The diamonds were shipped under separate cover, of course, with insurance, and went through our customs broker.
I took a cab. But the way things were, since he was supposed to pick me up and left me here, I thought I would go home first and take an hour or two before getting back in to work. Maybe Lisa would have time for an early lunch. But I called and she didn’t answer the phone.
Where is she all of a sudden? Just since I’ve been away, she disappears, I thought. I wondered if she knew when my plane got back. She didn’t really work during the day. Obviously she wasn’t with Jim. He was at the store.
•
“It’s for Wendy,” I told Jim.
A few days after I was back I bought Lisa an eighteen-karat gold and natural pearl bracelet that an antique dealer from Houston brought in. Normally I would not pay for natural pearls from a dealer because it was all bullshit, no one had a reliable way of confirming whether or not pearls were natural, you could use badly formed pearls from a farm and they would look like old naturals.
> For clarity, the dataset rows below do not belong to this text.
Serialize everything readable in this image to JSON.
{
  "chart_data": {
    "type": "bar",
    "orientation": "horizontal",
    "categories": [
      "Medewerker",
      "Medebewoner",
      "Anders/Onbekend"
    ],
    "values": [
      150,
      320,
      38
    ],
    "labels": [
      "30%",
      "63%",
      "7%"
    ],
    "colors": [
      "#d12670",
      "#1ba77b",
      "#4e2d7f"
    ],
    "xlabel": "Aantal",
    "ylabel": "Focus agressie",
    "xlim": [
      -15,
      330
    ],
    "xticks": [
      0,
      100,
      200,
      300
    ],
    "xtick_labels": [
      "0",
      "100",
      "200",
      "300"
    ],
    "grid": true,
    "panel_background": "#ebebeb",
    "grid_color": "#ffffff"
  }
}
But Jim had known this dealer for years and he never misrepresented his merchandise. The bracelet had been made by Cartier in the fifties and it had little knotted bars of gold wound all the way around. It was stamped, and not just on the clasp, which could have been added later. In between the bars were the pearls. Eight millimeters each. Eleven of them.
“Why would you divorce her and give her a bracelet?” Jim said.
“We go into arbitration in a few weeks.”
“Mediation.”
“That’s what I meant,” I said. “Mediation.”
“Lord knows I have given my wives enough jewelry,” he said. “But I never picked something out for my ex-wife.”
It was only Lily he ever referred to when he referred to his ex-wife. The other two were like photocopies of Lily and with each new copy the image was inkier and more blurred. In the most recent divorce, which was only a few months old, Jim had relocated — on paper only, of course — to Nevada, for legal residence, and hired an actress to represent his wife in court. She never even knew they were divorced. She still thought they were merely separated. Tanner, their new little baby, lived with his mother, but Jim gave himself custody in the papers. “Because it was the right thing to do. I love my son. Also for leverage,” he said, “in case she ever acts up.”
“On the other hand, maybe it’s smart thinking,” Jim said, changing his mind. “She’ll be generous, thinking she might still get you back if she isn’t too greedy. But that bracelet’s a find.”
“This way it stays in the family,” I said. “It’ll be like a dowry for Claire.” I felt guilty when I said that. I didn’t like to use my daughter for material.